Here's a brief summary of the logs:

The relevant files to this issue are:

  1. IOUtils.java: This file contains methods for calculating the maximum memory allowed for merge and compaction operations. It also contains methods for getting the maximum memory per partition merge and per compaction.

  2. TestSparkIOUtils.java: This file contains tests for the methods in IOUtils.java. It tests the calculation of maximum memory for merge and compaction operations with both default and defined maximum sizes.

Suggested actions:

  1. Check the memory configuration for your Hudi operations. Ensure that the maximum memory per partition merge and per compaction are set appropriately for your use case.

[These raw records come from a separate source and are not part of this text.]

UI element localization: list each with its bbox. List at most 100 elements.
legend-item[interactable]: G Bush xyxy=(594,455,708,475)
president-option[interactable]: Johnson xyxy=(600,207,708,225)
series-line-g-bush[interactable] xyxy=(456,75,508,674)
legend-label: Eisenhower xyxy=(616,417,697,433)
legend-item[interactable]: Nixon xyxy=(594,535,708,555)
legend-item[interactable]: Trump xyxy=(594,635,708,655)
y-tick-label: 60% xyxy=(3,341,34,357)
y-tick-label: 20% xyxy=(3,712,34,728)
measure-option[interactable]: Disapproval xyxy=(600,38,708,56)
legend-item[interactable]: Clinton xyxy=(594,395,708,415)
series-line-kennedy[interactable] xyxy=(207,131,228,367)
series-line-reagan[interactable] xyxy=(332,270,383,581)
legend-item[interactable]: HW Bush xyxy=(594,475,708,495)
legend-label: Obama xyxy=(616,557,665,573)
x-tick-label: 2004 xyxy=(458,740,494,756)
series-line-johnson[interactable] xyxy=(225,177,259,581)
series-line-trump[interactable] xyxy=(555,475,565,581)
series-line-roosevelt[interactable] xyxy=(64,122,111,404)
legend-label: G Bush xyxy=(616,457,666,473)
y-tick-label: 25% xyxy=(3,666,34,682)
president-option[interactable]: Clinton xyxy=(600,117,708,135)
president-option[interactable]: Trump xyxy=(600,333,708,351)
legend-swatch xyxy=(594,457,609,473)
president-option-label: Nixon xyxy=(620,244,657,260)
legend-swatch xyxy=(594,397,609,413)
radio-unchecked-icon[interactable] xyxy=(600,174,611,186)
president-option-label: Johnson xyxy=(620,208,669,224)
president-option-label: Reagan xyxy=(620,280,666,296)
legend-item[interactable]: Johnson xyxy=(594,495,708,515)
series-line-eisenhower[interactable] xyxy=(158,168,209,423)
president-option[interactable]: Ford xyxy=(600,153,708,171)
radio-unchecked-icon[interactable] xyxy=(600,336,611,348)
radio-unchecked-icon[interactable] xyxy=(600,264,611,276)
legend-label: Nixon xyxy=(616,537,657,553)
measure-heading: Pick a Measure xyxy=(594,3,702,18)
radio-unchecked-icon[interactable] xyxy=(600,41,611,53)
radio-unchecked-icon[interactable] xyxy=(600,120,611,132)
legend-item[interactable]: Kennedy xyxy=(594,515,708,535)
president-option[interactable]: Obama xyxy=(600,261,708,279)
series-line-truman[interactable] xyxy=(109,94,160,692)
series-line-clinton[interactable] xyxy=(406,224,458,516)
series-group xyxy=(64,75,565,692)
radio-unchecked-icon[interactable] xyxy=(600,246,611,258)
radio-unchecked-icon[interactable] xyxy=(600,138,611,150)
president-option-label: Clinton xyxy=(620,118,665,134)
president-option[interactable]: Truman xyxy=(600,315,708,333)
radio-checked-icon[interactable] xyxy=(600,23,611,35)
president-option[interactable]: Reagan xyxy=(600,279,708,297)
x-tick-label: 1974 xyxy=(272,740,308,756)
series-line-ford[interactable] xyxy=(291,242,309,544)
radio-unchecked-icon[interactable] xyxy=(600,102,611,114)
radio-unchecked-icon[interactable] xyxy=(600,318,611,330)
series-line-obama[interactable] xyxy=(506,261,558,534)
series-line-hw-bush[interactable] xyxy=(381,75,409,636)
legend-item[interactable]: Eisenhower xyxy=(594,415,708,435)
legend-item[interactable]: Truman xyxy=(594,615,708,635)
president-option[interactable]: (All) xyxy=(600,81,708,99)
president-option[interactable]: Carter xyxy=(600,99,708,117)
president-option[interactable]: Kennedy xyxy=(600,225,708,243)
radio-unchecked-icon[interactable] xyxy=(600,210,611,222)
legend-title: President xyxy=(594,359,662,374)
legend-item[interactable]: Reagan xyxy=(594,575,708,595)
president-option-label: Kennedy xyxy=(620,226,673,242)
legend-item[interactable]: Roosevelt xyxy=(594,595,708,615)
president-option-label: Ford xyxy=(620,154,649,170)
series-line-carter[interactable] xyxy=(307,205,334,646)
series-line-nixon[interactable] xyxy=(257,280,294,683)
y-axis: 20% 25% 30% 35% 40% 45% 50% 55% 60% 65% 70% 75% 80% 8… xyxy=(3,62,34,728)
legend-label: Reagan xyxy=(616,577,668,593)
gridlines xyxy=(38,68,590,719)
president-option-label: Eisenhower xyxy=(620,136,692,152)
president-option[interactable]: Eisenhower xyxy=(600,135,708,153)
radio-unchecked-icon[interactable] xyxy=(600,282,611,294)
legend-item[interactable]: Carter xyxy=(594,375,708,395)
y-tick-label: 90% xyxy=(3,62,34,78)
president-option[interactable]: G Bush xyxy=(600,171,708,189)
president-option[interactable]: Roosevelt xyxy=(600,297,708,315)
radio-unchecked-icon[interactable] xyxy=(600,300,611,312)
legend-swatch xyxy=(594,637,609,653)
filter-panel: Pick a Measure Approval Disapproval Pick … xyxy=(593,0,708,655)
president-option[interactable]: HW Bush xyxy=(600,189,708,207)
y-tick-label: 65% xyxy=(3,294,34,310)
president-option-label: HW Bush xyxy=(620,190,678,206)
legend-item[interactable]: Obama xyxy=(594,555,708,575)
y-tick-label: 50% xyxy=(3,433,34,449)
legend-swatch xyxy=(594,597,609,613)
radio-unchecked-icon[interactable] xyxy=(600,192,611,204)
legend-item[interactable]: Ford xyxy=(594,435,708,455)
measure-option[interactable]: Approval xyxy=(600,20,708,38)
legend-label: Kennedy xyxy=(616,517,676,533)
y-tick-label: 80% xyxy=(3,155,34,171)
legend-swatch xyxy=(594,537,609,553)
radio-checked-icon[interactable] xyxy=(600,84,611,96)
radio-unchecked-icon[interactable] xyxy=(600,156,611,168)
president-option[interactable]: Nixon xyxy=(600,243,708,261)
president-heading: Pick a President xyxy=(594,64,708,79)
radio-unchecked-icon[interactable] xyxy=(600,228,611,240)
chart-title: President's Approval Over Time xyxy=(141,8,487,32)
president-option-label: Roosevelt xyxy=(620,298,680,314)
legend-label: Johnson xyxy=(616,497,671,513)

  2. Monitor the memory usage during Hudi operations. If the operations are running out of memory, you may need to increase the maximum memory settings.

  3. If the merge operation is taking too long, consider optimizing your data partitioning or increasing the resources available for the operation.

  4. Review the tests in TestSparkIOUtils.java to ensure they cover all possible scenarios and accurately test the functionality of IOUtils.java.

  5. If you're experiencing specific errors or issues, please provide more details or error messages.